Now a new media revolution is under way. The computer allows us to combine words, sounds and pictures to form interactive multimedia. It also allows us to create sounds and images we sometimes find hard to distinguish from reality.
This section looks at how we use computers to create and communicate. It also explores developments that are transforming how we engage with photography, music, television and cinema.

Edison Kinetoscope
In 1889, five years after George Eastman developed celluloid film, Thomas Edison cut pieces of film into long strips to use in a cinema camera (kinetograph). Edison’s associate William Dickson then developed a sprocket system for the kinetograph, and later for the projector (kinetoscope), that could move the film past a lens when turned by a crank.
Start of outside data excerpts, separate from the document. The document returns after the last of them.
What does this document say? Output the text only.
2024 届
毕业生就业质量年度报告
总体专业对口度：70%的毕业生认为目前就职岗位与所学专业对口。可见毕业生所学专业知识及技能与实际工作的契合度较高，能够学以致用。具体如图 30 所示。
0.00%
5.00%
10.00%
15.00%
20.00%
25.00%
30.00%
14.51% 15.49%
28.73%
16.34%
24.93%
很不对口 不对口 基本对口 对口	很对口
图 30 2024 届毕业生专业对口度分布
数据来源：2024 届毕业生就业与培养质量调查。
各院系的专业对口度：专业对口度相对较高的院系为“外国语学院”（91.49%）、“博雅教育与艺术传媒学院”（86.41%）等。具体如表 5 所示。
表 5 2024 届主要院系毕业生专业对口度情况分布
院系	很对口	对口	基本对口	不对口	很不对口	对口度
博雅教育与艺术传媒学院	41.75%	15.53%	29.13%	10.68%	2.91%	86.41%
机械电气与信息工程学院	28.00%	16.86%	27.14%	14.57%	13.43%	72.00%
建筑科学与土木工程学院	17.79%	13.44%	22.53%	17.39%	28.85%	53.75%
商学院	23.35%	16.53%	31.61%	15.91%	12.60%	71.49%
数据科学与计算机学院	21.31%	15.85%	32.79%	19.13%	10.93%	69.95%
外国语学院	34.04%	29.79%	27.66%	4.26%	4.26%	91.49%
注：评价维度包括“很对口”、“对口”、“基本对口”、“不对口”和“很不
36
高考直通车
Gift of F H Leydecker. 92/1895; B1887–1:2

Cybertype
Desktop publishing software allows designers a seemingly infinite variety of ways to manipulate type. Printed letters can be distorted and merged with photographic images or layered on top of each other. However in cyberspace type is liberated from the static confines of the printed page. In Cyberspace the computer absorbs not only the printing press, but also the video and tape recorder. Here type can be combined with speech and animation to create multi-sensory, interactive experiences.
www.footaction.com image courtesy of Attik Design Limited

Severed Heads
Sydney band Severed Heads are known for experimental as well as techno dance music. In the early 1980s the group’s now archetypal electronic sound was ahead of its time. By the end of the decade, with the emergence of techno as an umbrella term, the world caught up. Severed Heads became the first Australian act to crack the Billboard dance charts. Constantly innovating, the group continues to experiment with video, the internet and CD-ROM.